Organizations that provide services to people with intellectual and developmental disabilities (IDD) are often built on a culture of caring and compassion. But that culture can erode if compassion fatigue sets in.
Your Direct Support Professionals (DSPs) are especially susceptible to compassion fatigue. Providing direct support can be tough work. Many DSPs spend their days meeting others’ needs, and then go home and have to focus on meeting the needs of their children, parents, significant others, and friends. All of those demands on their time and attention can lead to compassion fatigue.
Compassion fatigue occurs when a person is physically, emotionally, and spiritually exhausted from caring for others. To some degree, it hits almost everyone who cares for people who are suffering or who have experienced trauma. Compassion fatigue is often cumulative. A DSP may be great at their job for years, and then hit a point where they simply have no more to give.
Compassion fatigue is not only bad for your DSPs; it can also hurt the people they care for. Common signs of compassion fatigue and burnout include irritability and lack of motivation. It’s hard to care all of the time! And when the ability to care runs low, the quality of services will suffer. This may manifest as small ways, like being a little slower in responding to the needs of the people they serve. Or it can manifest in big ways, like abusive language, failure to show up on time for shifts, and failure to report or take necessary action when problems arise.
Compassion fatigue can lead to your most caring and committed DSPs leaving the job. So being on the lookout for compassion fatigue and providing your staff with resources to address it is one way to improve company culture, service quality, and DSP retention.
Recognizing Compassion Fatigue
Have you ever had a DSP on your staff who started out as a rock star, but who over time became less caring and less reliable? Often, managers respond to such changes in performance with reprimands. Instead, be on the lookout for signs of compassion fatigue, such as:
- Emotional difficulties — anger, irritability, anxiety, increased cynicism, hypersensitivity, insensitivity, or difficult feeling empathy
- Mental changes — reduced sense of accomplishment or meaning in work, preoccupation or disengagement in social situations, or social isolation
- Physical troubles – sleep difficulties or frequent headaches or illnesses
When questioning an employee in order to determine if these signs are present, be non-confrontational and non-judgmental. The DSP may already be feeling guilt or shame over their decline in empathy, and they may not recognize what is causing them to feel this way.

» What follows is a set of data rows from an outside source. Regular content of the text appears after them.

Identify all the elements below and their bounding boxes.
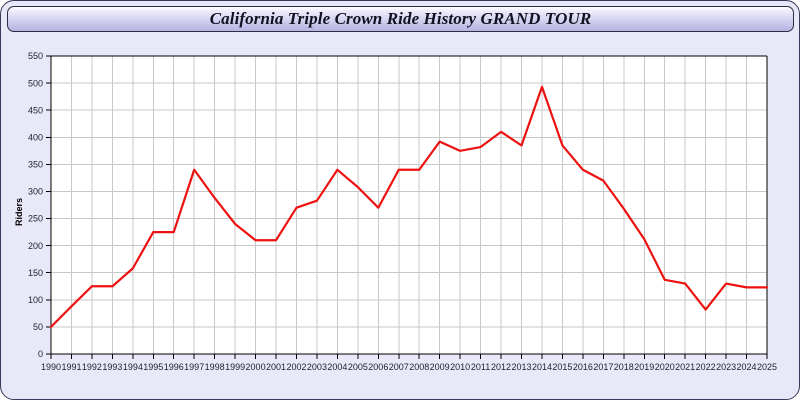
svg-text:1994: 1994 [123,362,143,372]
axis-lines [50,55,768,355]
svg-text:2016: 2016 [573,362,593,372]
svg-text:2012: 2012 [491,362,511,372]
x-axis-ticks: 1990 1991 1992 1993 1994 1995 1996 1997 1998 1999… [41,354,777,372]
chart-title-bar: California Triple Crown Ride History GRA… [7,6,794,32]
svg-text:550: 550 [28,51,43,61]
svg-text:2009: 2009 [430,362,450,372]
svg-text:200: 200 [28,241,43,251]
svg-text:2008: 2008 [409,362,429,372]
svg-text:250: 250 [28,214,43,224]
svg-text:2010: 2010 [450,362,470,372]
svg-text:2024: 2024 [737,362,757,372]
svg-text:2021: 2021 [675,362,695,372]
svg-text:1991: 1991 [61,362,81,372]
svg-text:350: 350 [28,160,43,170]
svg-text:50: 50 [33,322,43,332]
svg-text:2007: 2007 [389,362,409,372]
svg-text:2011: 2011 [471,362,490,372]
svg-text:1999: 1999 [225,362,245,372]
page-title: California Triple Crown Ride History GRA… [209,9,592,28]
svg-text:100: 100 [28,295,43,305]
svg-text:2006: 2006 [368,362,388,372]
svg-text:1997: 1997 [184,362,204,372]
svg-text:1996: 1996 [164,362,184,372]
svg-text:2025: 2025 [757,362,777,372]
plot-background [51,56,767,354]
y-axis-ticks: 0 50 100 150 200 250 300 350 400 450 500 550 [28,51,51,359]
svg-text:2005: 2005 [348,362,368,372]
svg-text:2018: 2018 [614,362,634,372]
svg-text:2023: 2023 [716,362,736,372]
svg-text:2013: 2013 [511,362,531,372]
svg-text:400: 400 [28,132,43,142]
svg-text:2020: 2020 [655,362,675,372]
svg-text:1995: 1995 [143,362,163,372]
svg-text:2000: 2000 [246,362,266,372]
svg-text:300: 300 [28,187,43,197]
svg-text:1992: 1992 [82,362,102,372]
svg-text:2015: 2015 [552,362,572,372]
svg-text:2019: 2019 [634,362,654,372]
plot-container: Riders 0 50 100 150 200 250 300 350 400 450 500 550… [1,37,799,399]
svg-text:2022: 2022 [696,362,716,372]
svg-text:0: 0 [38,349,43,359]
svg-text:450: 450 [28,105,43,115]
svg-text:2004: 2004 [327,362,347,372]
svg-text:2003: 2003 [307,362,327,372]
svg-text:2002: 2002 [286,362,306,372]
svg-text:500: 500 [28,78,43,88]
svg-text:1993: 1993 [102,362,122,372]
svg-text:1998: 1998 [205,362,225,372]
svg-text:2014: 2014 [532,362,552,372]
series-riders [49,85,769,329]
svg-text:2017: 2017 [593,362,613,372]
svg-text:2001: 2001 [266,362,286,372]
svg-text:150: 150 [28,268,43,278]
svg-text:1990: 1990 [41,362,61,372]
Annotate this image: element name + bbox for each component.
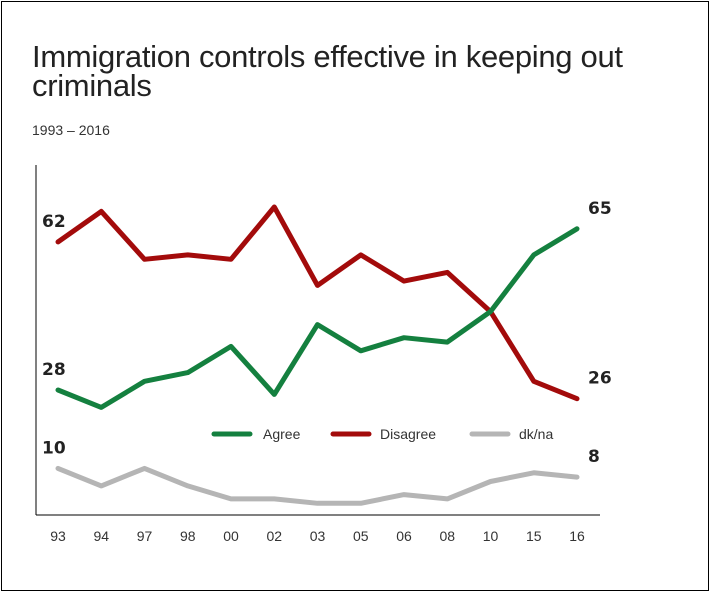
data-label: 8	[588, 447, 600, 467]
legend-label: Disagree	[380, 426, 436, 442]
x-tick-label: 15	[526, 528, 542, 544]
x-tick-labels: 93 94 97 98 00 02 03 05 06 08 10 15 16	[50, 528, 585, 544]
chart-title: Immigration controls effective in keepin…	[32, 39, 623, 103]
x-tick-label: 08	[439, 528, 455, 544]
data-label: 65	[588, 199, 612, 219]
legend: Agree Disagree dk/na	[211, 426, 553, 442]
x-tick-label: 98	[180, 528, 196, 544]
data-label: 28	[42, 360, 66, 380]
x-tick-label: 16	[569, 528, 585, 544]
line-chart: 62 28 10 65 26 8 93 94 97 98 00 02 03 05 06 08 10 15 16 A…	[35, 165, 612, 544]
axes	[35, 165, 600, 516]
data-labels: 62 28 10 65 26 8	[42, 199, 612, 467]
x-tick-label: 93	[50, 528, 66, 544]
data-label: 10	[42, 438, 66, 458]
x-tick-label: 97	[137, 528, 153, 544]
x-tick-label: 05	[353, 528, 369, 544]
data-label: 26	[588, 369, 612, 389]
x-tick-label: 03	[310, 528, 326, 544]
x-tick-label: 02	[266, 528, 282, 544]
series-line-dk-na	[55, 465, 580, 506]
series-lines	[55, 204, 580, 506]
legend-label: Agree	[263, 426, 301, 442]
data-label: 62	[42, 212, 66, 232]
legend-label: dk/na	[519, 426, 553, 442]
x-tick-label: 06	[396, 528, 412, 544]
x-tick-label: 94	[93, 528, 109, 544]
x-tick-label: 10	[483, 528, 499, 544]
chart-subtitle: 1993 – 2016	[32, 122, 110, 138]
x-tick-label: 00	[223, 528, 239, 544]
series-line-agree	[55, 226, 580, 410]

Supporting Employee Wellness
The best treatment for compassion fatigue is self-care. You can encourage a burnt-out DSP to get adequate sleep, exercise regularly, and eat a healthy diet.
But beyond that encouragement, there are steps you can take to help an employee overcome compassion fatigue:
Let them talk
Give the DSP a chance to debrief and process emotional reactions. Talking through these experiences can help them resolve some of the burden they are feeling.
Examine their workload
Nothing contributes to compassion fatigue and job stress more than having more work than one can handle. Find out if there have been any changes in the employee’s work load – not only the number of people they are serving, but also the intensity of assistance those individuals require. Also, ask if the DSP is working extra shifts and overtime. If the DSP works with one or more individuals with traumatic or tragic backgrounds, find out how that is affecting them.
Investigate the dynamics of their workplace
Work stressors like conflicts with co-workers, poor team morale, or lack of support from supervisors can all contribute to compassion fatigue.
Help them establish boundaries
Are the individuals or families the DSP supports calling or texting them after hours? Do they use the DSP as a shoulder to cry on, unloading all of their difficulties and problems onto the DSP? Intervene if the DSP is having trouble establishing appropriate boundaries with their supervisor, co-workers, or the people they serve.
Perhaps the most powerful treatment for compassion fatigue is time off. Do whatever you can to help a DSP get away from the job for a while. Yes, that creates the challenge of trying to temporarily fill the DSP’s shifts. But that is much less challenging and costly than having to replace a DSP who gets burnt out and leaves the job.